A significant increase in milk supplies by other European countries is behind the decision announced by Leeds-based processor Arla Foods today to reduce its farm gate milk price for February, a senior company offical said.
The Arla Foods amba co-operative is cutting the “on-account price” it pays to its farmer members by one eurocent per kilo, with effect from 1 February.
When this reduction is applied to the UK standard litre it equates to a downward movement of 0.75 pence. There is also a small adjustment of 0.05 pence per litre in the forecasted supplementary (13th) payment because of lower overall returns, due to the commodity market impact, Arla said.
These two adjustments, totalling 0.8 pence, take the UK standard litre price to 21.81 ppl.

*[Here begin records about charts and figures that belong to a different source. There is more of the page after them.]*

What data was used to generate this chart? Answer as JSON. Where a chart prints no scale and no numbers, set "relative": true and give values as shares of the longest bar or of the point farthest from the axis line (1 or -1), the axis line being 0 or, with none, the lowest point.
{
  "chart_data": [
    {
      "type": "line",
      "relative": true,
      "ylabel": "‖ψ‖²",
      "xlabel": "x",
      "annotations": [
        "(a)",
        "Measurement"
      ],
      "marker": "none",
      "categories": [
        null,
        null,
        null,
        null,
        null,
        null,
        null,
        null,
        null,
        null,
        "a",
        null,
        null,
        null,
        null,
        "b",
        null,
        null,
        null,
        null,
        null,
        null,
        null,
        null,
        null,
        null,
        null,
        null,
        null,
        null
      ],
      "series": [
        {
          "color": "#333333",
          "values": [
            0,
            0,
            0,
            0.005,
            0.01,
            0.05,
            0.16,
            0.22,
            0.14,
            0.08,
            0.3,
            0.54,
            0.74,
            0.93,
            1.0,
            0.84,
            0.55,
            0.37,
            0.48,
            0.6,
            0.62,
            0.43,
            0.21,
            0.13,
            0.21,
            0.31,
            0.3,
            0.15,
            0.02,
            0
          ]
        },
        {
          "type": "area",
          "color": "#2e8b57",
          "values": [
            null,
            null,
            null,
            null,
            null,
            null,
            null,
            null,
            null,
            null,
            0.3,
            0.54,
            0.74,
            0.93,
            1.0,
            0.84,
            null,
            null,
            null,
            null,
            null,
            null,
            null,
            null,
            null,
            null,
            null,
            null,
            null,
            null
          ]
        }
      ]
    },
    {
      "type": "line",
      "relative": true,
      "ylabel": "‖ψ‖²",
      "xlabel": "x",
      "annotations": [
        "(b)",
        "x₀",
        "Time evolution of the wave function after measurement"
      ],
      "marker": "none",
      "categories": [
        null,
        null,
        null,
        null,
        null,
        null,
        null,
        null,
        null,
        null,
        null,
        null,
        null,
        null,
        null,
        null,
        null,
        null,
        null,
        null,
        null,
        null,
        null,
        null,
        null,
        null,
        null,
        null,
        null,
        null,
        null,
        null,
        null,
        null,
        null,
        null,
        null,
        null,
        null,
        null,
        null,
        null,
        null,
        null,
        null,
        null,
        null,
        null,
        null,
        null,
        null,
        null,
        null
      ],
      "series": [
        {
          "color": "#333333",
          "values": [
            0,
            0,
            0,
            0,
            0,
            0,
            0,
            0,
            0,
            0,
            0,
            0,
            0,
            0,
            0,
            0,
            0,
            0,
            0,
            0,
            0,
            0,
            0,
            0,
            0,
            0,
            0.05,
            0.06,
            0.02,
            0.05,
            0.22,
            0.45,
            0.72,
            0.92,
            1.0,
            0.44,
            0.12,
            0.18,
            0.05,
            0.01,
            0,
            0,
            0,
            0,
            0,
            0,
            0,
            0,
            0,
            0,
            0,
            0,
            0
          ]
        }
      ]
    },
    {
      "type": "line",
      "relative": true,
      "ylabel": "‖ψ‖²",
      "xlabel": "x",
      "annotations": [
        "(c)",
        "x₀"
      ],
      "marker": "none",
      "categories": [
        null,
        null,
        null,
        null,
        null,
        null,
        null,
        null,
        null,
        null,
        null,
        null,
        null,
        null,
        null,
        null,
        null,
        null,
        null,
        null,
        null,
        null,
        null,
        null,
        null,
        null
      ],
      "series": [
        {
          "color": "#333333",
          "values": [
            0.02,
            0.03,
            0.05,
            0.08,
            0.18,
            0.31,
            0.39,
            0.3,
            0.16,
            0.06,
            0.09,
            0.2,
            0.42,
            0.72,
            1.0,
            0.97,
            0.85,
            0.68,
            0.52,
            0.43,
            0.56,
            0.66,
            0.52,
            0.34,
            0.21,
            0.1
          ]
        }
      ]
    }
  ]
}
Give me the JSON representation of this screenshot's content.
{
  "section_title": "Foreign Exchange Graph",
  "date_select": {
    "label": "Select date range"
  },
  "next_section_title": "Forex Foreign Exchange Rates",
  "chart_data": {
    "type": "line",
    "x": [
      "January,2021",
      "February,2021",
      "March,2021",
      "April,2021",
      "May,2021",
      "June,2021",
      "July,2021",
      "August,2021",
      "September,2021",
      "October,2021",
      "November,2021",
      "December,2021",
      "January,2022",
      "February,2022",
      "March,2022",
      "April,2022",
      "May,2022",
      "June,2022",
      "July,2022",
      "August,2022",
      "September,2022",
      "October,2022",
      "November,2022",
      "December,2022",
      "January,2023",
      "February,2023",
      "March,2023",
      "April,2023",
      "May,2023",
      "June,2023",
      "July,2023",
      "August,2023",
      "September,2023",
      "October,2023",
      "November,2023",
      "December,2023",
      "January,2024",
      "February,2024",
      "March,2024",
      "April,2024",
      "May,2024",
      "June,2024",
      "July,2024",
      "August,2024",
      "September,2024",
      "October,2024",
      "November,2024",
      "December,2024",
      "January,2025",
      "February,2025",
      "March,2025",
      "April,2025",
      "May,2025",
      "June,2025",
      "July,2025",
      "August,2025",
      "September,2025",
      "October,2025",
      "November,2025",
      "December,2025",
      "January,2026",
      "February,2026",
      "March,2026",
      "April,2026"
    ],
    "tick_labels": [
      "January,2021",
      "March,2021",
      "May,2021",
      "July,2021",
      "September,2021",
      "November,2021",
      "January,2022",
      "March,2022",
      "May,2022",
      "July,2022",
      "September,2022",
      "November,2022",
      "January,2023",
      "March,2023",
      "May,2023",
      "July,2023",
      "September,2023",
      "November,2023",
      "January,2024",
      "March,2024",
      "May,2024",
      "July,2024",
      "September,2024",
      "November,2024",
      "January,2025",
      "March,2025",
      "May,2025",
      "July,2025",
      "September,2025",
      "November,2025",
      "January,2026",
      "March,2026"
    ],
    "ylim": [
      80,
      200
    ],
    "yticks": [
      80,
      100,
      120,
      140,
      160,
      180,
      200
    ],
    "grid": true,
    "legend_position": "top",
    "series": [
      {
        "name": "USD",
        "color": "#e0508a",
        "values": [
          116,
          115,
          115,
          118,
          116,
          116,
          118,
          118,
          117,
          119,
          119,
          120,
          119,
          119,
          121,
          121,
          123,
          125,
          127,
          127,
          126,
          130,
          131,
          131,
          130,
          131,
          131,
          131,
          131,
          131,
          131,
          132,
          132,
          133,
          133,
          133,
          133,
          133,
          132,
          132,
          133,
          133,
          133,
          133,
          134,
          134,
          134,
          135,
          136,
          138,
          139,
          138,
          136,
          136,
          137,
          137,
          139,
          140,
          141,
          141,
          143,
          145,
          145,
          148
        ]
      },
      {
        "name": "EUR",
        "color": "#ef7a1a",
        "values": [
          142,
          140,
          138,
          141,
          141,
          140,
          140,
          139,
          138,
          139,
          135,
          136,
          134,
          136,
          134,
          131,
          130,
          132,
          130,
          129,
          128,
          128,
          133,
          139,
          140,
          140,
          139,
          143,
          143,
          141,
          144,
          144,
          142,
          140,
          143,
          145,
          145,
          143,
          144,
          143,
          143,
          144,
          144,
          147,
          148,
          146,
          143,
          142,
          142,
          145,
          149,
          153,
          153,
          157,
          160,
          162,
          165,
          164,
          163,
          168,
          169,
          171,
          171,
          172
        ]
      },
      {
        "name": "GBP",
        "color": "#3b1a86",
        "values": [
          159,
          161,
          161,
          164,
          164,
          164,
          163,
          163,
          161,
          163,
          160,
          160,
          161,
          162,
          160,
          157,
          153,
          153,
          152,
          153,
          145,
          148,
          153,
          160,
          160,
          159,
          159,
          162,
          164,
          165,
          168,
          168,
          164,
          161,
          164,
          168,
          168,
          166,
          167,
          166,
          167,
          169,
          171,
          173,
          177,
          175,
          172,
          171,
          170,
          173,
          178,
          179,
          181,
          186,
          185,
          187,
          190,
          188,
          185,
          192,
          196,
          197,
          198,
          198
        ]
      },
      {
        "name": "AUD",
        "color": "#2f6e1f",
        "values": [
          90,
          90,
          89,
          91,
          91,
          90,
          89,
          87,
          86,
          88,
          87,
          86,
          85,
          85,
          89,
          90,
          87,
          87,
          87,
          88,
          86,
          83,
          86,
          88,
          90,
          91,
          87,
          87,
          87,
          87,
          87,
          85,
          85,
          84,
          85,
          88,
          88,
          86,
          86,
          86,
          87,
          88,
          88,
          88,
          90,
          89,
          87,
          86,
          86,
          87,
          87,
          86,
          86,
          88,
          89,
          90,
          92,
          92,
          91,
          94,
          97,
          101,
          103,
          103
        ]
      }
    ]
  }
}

Ash Amirahmadi, head of UK milk and member services, said the post-EU milk quota landscape was causing downward pressure on the market.
“Global supply and demand continues to be out of balance,” he said. “The emerging dynamic is the significant growth of milk supply in Europe, particularly driven by the Netherlands and Ireland.
“This, combined with the seasonal dip in revenue post-Christmas, is impacting the entire dairy industry and has placed further downward pressure on Arla’s on-account price.
“We are doing everything we can to further reduce our costs, not just in the UK but throughout our global business. Meanwhile, in the UK we are continuing to grow our branded portfolio and only this month we launched BOB, another Arla branded innovative new product, into the dairy category. Despite all of our efforts, we simply cannot buck global industry trends.”
Arla Foods amba farmer board director, Johnnie Russell, added: “As a farmer-owned business, with circa 3,000 British dairy farmer owners, we are extremely aware of the impact that this downturn in the markets is having at farm level. We have seen another drop in the GDT (Global Dairy Trade auction) and are doing everything we can to help our farmer owners navigate through the uncertainty within the markets.”